7. The method of claim 6 wherein if a concurrent transaction exists, a reading transaction is transiently recreating the set of time series data.

8. The method of claim 6 further comprising, if the concurrent transaction exists, writing via an updating transaction into the set of time series data identified to invalidate such that the writing is merged after the concurrent transaction is committed.

9. The method of claim 6, wherein recreating the set of time series data is prevented if a concurrent transaction with the properties described in claim 6 exist which recreates the same set of time series data.

10. The method of claim 6 wherein recreating the set of times series data comprises:

resetting the identified set of time series data;

rebuilding the identified set of time series data; and

committing the rebuilt identified set of time series data to a persistent store.

11. The method of claim 10, wherein resetting the identified set of time series data comprises:

resetting a flag identifying the set of time series data as dirty; and clearing the set of time series data.

12. An article of manufacture, comprising:

a computer readable medium including instructions that when executed by a computer, cause the computer to perform the following method:

updating metadata for a set of time series data, and

re-creating the set of time series data in response to updating the metadata while accessing at least one of the set of time series data.

13. The article of manufacture of claim 12 wherein accessing at least one of the set of time series data is performed by a concurrent transaction.

14. The article of manufacture of claim 13, wherein accessing at least one of the set of time series data is responsive to an updating of a corresponding order data.

15. An article of manufacture, comprising:

a computer readable medium including instructions that when executed by a computer, cause the computer to perform the following method:

modifying a parameter assigned to a set of time series data; and,

invalidating the time series data to which the parameter data is assigned.

16. The article of manufacture of claim 15 wherein modifying the parameter comprises modifying the parameter unless a concurrent transaction is modifying or has modified the parameter.

17. The article of manufacture of claim 13, further comprising:

identifying the set of time series data to invalidate responsive to modifying the parameter assigned to the set of time series data;

accessing at least one of the set of time series data via a transaction;

checking for an existence of a concurrent transaction that started before committing the parameter change and that is accessing or may access the at least one of the set of time series data; and

recreating the set of time series data if no such concurrent transaction exists.

18. The article of manufacture of claim 17 wherein if a concurrent transaction exists, a reading transaction is transiently recreating the set of time series data.

19. The article of manufacture of claim 17 further comprising, if the concurrent transaction exists, writing via an updating transaction into the set of time series data identified to invalidate such that the writing is merged after the concurrent transaction is committed.
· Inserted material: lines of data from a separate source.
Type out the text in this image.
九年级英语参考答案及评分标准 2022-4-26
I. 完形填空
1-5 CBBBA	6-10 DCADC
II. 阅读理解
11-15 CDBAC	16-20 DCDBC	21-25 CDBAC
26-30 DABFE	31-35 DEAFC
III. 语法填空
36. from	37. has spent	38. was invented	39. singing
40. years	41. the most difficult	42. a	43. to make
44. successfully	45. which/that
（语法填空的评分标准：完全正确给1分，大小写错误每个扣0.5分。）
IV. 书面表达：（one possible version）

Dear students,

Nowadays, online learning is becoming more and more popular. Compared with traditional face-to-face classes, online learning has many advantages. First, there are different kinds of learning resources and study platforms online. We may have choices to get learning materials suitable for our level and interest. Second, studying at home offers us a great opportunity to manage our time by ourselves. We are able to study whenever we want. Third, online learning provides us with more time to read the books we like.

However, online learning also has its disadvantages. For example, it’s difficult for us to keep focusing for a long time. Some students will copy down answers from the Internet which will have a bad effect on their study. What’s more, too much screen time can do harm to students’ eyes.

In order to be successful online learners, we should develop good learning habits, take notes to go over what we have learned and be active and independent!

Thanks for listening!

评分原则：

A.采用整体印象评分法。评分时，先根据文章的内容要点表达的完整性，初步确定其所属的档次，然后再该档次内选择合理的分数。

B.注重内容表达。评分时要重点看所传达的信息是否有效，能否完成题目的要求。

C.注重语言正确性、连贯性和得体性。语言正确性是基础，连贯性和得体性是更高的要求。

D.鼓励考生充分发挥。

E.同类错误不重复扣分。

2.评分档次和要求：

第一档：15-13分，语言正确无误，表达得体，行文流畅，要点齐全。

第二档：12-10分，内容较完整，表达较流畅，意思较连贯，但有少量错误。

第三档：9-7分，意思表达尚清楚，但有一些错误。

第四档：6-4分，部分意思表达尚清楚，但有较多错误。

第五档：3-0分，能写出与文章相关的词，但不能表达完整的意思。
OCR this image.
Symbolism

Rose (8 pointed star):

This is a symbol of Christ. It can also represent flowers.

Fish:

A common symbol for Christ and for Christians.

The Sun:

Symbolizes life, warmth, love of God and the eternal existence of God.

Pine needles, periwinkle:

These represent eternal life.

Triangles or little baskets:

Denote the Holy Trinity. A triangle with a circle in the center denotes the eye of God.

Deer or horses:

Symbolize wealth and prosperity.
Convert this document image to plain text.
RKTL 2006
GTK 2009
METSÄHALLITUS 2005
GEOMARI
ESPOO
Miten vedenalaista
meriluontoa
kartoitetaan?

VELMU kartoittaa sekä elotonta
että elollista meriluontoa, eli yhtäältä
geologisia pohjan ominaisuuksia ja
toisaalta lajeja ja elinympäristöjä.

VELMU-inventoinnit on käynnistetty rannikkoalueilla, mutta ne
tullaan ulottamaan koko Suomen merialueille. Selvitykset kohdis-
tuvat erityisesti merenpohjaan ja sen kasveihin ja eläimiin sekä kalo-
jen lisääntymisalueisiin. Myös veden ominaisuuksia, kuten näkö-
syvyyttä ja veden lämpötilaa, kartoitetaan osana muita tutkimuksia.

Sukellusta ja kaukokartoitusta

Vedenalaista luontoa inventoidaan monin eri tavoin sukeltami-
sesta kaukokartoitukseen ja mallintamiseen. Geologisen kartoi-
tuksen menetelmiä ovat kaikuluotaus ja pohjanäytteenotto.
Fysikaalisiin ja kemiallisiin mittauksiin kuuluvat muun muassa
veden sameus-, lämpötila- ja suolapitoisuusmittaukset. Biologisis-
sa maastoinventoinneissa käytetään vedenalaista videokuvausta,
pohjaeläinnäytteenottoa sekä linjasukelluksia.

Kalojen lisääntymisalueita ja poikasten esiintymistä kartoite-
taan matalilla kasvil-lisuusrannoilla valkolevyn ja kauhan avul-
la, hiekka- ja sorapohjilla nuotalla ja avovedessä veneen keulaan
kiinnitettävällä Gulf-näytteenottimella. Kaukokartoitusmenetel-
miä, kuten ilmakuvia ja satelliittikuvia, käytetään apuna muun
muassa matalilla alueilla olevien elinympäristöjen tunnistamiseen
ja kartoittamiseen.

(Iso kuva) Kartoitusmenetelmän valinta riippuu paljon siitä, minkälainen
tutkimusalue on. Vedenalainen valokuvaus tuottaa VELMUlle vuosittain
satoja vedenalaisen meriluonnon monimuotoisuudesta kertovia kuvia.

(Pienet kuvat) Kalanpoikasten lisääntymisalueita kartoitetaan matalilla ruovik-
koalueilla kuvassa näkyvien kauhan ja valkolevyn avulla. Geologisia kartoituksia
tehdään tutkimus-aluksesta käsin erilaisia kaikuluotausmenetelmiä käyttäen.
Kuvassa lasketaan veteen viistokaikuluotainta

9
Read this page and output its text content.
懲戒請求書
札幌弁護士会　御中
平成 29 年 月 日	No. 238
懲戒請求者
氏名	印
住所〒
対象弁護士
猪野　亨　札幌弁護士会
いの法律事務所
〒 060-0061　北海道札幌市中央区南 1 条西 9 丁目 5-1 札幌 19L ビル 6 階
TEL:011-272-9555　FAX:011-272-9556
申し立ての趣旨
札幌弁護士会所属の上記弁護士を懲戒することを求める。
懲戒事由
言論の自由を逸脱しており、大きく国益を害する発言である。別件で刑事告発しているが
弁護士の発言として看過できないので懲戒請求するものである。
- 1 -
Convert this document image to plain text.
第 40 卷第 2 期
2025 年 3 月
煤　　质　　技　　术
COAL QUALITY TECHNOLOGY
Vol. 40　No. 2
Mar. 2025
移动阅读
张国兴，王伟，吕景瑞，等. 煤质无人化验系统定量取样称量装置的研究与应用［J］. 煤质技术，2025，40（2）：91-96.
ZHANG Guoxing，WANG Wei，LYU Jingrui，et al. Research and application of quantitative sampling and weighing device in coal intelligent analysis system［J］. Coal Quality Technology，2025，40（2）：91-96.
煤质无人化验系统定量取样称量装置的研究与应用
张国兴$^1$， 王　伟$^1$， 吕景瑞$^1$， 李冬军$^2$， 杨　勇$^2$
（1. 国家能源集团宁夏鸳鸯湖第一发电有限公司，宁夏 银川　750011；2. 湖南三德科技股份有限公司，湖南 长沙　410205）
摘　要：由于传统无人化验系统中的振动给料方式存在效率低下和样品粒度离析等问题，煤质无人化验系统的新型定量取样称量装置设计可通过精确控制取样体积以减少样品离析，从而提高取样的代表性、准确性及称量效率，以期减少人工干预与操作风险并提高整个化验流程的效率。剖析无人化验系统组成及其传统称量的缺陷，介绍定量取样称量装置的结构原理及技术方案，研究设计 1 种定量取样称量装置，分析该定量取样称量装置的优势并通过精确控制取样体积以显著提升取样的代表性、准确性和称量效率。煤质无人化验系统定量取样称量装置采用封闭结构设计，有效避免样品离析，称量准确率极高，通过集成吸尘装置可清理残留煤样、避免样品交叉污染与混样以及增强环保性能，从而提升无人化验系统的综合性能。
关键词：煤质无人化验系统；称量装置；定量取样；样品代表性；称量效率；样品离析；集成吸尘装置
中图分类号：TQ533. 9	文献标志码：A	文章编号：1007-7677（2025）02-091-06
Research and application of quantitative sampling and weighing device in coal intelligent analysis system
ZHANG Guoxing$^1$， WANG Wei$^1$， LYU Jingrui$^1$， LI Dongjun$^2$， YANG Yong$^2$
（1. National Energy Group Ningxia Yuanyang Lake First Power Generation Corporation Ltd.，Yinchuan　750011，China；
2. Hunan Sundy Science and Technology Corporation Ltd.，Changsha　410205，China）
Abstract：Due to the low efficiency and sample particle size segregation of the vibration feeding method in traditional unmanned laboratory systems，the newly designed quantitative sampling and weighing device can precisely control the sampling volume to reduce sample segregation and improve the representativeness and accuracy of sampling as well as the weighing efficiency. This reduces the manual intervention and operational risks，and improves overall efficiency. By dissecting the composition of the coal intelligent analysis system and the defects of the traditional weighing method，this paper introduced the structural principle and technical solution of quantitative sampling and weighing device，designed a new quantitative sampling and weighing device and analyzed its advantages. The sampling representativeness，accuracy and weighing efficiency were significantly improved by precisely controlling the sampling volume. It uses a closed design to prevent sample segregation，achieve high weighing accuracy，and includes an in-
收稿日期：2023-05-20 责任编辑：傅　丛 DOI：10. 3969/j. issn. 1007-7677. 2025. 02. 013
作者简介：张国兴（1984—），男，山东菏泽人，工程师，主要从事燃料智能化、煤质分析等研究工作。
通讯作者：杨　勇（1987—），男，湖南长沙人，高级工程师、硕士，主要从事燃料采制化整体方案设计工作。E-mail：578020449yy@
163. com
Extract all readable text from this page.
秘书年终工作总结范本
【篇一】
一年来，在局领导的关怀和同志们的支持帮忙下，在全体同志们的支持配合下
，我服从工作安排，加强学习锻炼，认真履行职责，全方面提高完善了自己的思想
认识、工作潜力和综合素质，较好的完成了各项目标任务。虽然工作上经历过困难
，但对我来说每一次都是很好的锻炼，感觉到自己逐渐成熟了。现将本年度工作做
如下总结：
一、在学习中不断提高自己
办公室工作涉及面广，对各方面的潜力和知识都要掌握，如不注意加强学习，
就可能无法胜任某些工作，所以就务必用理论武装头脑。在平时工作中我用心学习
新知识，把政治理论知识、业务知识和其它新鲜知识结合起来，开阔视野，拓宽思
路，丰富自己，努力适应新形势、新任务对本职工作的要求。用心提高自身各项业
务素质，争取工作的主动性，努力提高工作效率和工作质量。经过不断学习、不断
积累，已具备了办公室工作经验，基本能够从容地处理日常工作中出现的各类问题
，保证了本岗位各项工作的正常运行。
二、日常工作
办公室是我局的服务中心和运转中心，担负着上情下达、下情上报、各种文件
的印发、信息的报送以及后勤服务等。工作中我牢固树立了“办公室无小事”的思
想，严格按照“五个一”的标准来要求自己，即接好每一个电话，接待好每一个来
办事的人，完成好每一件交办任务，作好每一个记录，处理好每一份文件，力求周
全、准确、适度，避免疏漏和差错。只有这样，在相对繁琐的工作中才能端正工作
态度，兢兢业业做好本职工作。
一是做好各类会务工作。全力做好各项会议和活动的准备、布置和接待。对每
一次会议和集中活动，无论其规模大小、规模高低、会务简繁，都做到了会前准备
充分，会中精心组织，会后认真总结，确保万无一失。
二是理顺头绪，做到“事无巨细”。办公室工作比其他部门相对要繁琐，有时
20. The article of manufacture of claim 17, wherein recreating the set of time series data is prevented if a concurrent transaction with the properties described in claim 6 exist which recreates the same set of time series data.

21. The article of manufacture of claim 17 wherein recreating the set of times series data comprises:

resetting the identified set of time series data;

rebuilding the identified set of time series data; and

committing the rebuilt identified set of time series data to a persistent store.

22. The article of manufacture of claim 21, wherein resetting the identified set of time series data comprises:

resetting a flag identifying the set of time series data as dirty; and clearing the set of time series data.